Retail Capital Shifts to Stocks After $19B Liquidation
Retail investor capital, once a primary driver of the crypto market, is now steadily flowing into equities, according to a March 2 report from market maker Wintermute that cites JPMorgan data. This structural shift in demand gained significant momentum after a severe crypto market crash last October. That event liquidated over 1.6 million traders and vaporized more than $19 billion in positions, with over $7 billion wiped out in less than an hour. Following the crash, data shows a clear migration of capital. While spot Bitcoin ETFs have seen nearly $3 billion in net outflows over the past three months, equity funds have absorbed fresh capital, with themed products like gold ETFs attracting over $20 billion during the same period.
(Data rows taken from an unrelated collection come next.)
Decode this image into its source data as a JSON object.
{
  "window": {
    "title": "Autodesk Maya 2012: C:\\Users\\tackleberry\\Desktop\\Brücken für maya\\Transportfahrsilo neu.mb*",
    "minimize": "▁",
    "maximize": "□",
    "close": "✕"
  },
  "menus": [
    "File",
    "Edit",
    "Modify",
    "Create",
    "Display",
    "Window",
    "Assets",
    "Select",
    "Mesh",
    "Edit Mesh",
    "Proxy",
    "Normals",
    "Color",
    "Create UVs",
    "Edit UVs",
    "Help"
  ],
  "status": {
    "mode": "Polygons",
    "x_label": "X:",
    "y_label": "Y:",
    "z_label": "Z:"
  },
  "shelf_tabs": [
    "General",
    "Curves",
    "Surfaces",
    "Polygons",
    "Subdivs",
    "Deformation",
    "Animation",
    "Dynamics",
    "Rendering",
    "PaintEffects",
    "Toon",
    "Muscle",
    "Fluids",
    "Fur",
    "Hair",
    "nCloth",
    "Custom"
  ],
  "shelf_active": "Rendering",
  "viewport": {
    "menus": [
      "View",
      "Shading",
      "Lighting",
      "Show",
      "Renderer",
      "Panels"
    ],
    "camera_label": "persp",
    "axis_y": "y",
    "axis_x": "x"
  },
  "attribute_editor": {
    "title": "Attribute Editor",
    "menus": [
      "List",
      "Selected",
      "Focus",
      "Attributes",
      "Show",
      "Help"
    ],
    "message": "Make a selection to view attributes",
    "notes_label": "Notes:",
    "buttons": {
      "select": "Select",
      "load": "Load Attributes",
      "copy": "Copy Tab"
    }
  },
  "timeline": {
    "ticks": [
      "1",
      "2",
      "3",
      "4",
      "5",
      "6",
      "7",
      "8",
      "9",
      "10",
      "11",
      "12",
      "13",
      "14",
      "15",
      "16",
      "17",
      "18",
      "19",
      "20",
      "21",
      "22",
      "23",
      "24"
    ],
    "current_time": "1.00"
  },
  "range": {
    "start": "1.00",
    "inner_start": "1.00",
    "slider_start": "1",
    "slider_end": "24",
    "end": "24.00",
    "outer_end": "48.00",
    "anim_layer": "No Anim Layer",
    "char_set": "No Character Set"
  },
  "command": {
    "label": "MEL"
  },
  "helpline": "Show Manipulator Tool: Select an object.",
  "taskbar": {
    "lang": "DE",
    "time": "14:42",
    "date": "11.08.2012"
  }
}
This marks a distinct break from previous cycles where stocks and digital assets often moved in tandem as parallel bets on risk appetite.
Crypto's Volatility Edge Narrows as AI Empowers Stock Pickers
The fundamental appeal of cryptocurrencies for retail traders—their high volatility—is diminishing. The realized volatility ratio of Bitcoin relative to the Nasdaq has been declining, dipping below 2x in the first half of 2025. As the volatility gap between crypto and stocks narrows, crypto's unique draw for traders seeking outsized returns weakens. Wintermute noted that the boom in retail stock market activity is effectively "sucking the air out of the crypto market." This trend is compounded by a psychological shift, as the proliferation of AI tools makes sophisticated stock analysis more accessible to individual investors. Retail traders increasingly feel they have an analytical edge in equities, a confidence that is difficult to replicate in the crypto market, which lacks established valuation frameworks and features a constantly expanding array of assets.